Cette édition 2026 du Salon International de l’agriculture a été particulière à plus d’un titre. L’absence de bovins et de nombreux éleveurs a terni l’ambiance et explique en grande partie la baisse de fréquentation du grand public.
Néanmoins, le Salon continue à s’affirmer comme un rendez-vous incontournable pour interpeller les responsables politiques, leur faire passer nos messages sans filtre et leur demander des actes concrets.
Dans une atmosphère souvent électrique, marquée par une colère légitime, un ras-le-bol profond et un manque de confiance dans la parole publique, nous avons fait entendre la voix de la filière betteravière et des grandes cultures, avec une force et une détermination inédites.
Les sujets ne manquent pas : loi d’urgence agricole, moyens de production, poids des normes et des surtranspositions, hausse des charges, taxes à la production, importations de produits ne respectant pas nos normes de production, etc. Notre agriculture est mise à mal par des politiques incohérentes et déconnectées du terrain, qui brident notre potentiel de production et fragilisent nos entreprises.
Nous avons donc durci le ton en mettant sur la table tous ces sujets avec le président de la République, le Premier ministre, le Commissaire européen à l’agriculture, mais aussi de nombreux parlementaires, élus locaux et représentants de l’administration.
Cette forte pression constante a commencé à porter ses fruits :
Régime de perfectionnement actif sucre : confirmation par Christophe Hansen, Commissaire européen à l’agriculture de la suspension de ce régime douanier avec mise en œuvre sous deux mois. Il est urgent de stopper ces importations (plus de 500 000 tonnes) non taxées qui plombent le marché européen du sucre. Loi d’urgence : le Premier ministre a enfin accéléré le calendrier.
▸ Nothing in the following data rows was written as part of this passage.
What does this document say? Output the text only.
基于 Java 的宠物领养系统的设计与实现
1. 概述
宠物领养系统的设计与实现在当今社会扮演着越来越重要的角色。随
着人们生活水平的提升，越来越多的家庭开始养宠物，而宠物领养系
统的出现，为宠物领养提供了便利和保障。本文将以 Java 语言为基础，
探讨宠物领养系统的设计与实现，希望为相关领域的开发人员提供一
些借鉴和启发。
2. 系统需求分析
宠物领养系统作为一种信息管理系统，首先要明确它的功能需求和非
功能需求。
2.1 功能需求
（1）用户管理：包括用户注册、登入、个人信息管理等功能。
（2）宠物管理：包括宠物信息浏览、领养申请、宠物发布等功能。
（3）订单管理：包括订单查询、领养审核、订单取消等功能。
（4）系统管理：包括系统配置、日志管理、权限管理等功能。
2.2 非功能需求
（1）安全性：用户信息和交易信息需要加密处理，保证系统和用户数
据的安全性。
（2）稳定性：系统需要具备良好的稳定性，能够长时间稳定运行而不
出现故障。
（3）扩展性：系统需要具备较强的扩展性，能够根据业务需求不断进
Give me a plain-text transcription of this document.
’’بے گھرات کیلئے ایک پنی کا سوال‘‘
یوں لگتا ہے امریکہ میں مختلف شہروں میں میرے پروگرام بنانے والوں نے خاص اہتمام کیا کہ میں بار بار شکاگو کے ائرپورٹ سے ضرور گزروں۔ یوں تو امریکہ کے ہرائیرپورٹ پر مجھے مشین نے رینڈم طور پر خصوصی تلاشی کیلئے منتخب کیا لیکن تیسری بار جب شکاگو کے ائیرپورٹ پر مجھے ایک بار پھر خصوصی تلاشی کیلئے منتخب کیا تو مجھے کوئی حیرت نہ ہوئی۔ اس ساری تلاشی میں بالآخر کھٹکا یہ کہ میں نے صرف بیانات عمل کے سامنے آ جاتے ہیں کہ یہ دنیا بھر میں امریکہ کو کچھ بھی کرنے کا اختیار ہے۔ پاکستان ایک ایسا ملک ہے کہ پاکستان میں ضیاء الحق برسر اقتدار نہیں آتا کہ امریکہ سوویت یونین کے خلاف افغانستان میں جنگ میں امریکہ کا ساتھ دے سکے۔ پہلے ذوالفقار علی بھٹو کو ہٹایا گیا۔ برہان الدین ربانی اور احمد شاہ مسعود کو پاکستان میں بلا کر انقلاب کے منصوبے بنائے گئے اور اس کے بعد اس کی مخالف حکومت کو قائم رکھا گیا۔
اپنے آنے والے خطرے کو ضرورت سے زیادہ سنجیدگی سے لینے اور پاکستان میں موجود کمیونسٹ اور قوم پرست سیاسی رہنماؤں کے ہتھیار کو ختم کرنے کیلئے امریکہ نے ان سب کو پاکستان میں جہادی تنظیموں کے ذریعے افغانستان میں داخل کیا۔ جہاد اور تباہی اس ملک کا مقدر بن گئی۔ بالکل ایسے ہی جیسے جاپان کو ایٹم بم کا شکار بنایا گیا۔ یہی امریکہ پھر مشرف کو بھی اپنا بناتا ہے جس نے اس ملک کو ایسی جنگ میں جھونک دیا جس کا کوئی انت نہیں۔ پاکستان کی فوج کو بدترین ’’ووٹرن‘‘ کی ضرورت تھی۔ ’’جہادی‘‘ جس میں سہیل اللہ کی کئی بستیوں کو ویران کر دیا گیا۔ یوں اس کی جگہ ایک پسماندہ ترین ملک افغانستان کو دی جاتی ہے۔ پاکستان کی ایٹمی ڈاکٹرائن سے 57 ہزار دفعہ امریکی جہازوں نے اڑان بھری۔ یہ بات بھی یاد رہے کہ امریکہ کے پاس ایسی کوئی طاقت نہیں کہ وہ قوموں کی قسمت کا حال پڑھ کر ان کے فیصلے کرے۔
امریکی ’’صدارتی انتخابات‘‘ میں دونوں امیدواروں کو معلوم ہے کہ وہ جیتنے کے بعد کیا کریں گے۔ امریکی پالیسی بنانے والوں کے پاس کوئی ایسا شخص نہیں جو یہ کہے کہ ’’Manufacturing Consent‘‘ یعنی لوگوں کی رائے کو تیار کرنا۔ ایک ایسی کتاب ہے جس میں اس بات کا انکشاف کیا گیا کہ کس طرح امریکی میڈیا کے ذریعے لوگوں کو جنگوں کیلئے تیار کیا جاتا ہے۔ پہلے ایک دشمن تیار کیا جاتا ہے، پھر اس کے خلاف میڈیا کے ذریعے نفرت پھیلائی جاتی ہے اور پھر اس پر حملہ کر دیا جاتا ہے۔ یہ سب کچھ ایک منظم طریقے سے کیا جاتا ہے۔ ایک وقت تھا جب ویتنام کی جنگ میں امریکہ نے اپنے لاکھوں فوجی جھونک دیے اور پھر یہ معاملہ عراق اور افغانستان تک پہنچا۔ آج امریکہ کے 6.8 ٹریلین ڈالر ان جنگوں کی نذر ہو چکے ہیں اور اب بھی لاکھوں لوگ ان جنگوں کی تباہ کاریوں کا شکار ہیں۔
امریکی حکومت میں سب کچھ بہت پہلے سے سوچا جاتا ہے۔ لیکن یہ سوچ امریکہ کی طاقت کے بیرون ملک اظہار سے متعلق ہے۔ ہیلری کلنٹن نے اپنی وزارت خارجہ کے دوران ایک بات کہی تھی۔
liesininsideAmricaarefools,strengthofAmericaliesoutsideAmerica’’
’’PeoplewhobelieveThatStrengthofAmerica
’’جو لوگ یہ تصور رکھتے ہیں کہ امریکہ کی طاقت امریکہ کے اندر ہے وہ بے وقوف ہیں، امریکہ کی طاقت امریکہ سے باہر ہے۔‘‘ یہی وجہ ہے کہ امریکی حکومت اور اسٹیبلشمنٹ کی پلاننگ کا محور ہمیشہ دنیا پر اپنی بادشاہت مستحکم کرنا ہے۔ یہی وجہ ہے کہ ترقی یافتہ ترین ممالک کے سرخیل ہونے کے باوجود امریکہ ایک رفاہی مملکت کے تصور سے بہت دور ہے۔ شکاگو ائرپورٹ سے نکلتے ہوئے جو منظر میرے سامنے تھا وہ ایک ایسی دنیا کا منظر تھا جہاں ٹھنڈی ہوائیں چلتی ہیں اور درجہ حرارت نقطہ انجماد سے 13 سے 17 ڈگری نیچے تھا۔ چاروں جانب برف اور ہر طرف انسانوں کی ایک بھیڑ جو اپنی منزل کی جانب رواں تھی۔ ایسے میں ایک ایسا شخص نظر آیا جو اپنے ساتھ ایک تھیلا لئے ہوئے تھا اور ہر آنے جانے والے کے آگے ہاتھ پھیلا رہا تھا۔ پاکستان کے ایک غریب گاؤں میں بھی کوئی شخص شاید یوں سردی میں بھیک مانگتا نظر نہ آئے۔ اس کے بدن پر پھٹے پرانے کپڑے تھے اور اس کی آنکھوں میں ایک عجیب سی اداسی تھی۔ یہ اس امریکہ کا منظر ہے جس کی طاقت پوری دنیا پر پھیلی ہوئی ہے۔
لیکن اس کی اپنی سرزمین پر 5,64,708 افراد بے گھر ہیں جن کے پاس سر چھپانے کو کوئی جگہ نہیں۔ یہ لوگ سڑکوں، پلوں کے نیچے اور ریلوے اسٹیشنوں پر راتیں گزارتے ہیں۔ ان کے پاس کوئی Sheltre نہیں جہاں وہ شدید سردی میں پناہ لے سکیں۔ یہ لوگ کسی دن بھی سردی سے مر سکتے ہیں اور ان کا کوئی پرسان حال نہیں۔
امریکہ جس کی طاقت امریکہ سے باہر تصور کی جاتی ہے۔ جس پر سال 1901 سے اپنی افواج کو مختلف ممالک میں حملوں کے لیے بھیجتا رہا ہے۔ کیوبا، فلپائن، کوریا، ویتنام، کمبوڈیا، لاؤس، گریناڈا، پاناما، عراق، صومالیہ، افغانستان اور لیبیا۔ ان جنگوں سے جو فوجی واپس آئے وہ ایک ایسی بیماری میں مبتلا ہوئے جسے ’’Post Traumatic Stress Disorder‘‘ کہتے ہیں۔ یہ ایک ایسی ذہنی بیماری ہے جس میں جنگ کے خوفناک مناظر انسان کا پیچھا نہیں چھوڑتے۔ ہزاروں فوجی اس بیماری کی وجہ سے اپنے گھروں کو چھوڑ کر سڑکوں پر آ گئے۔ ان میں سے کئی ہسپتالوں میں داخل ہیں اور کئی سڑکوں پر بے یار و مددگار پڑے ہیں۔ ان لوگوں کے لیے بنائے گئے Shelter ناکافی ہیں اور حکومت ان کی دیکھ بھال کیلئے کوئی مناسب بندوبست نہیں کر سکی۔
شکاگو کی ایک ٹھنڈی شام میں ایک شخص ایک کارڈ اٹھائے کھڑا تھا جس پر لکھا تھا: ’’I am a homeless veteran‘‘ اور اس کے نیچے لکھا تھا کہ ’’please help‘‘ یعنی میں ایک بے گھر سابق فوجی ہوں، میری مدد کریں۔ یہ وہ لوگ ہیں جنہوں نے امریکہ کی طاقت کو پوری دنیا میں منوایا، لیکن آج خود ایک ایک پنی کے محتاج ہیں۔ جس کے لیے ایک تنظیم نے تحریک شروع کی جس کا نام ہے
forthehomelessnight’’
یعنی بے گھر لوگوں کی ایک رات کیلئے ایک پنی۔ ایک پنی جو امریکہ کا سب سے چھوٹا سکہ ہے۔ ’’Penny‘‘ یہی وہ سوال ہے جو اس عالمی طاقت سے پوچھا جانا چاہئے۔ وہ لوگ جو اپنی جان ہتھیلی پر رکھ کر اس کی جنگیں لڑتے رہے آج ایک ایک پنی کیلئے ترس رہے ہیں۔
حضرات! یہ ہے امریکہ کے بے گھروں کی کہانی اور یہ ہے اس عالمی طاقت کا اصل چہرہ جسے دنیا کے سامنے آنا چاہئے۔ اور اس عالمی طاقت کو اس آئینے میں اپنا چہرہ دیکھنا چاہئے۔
Le vote de cette loi avant l’été est pour nous une priorité absolue, non négociable. Loi Duplomb : nous nous battons sans relâche pour accompagner cette loi et mettre fin aux distorsions de concurrence qui asphyxient nos exploitations et pénalisent notre compétitivité et notre souveraineté.
Ce salon a hélas été gâché par l’annonce par la Commission européenne de son intention d’appliquer provisoirement l’accord avec le Mercosur. La CGB a dénoncé cette décision scandaleuse qui piétine le vote récent du Parlement, qui a décidé en janvier de saisir la Cour de Justice de l’UE sur la conformité de cet accord avec le droit européen. Ce signal désastreux pour la démocratie européenne n’altère en rien notre détermination à tout mettre en œuvre pour contrer cet accord néfaste pour notre filière.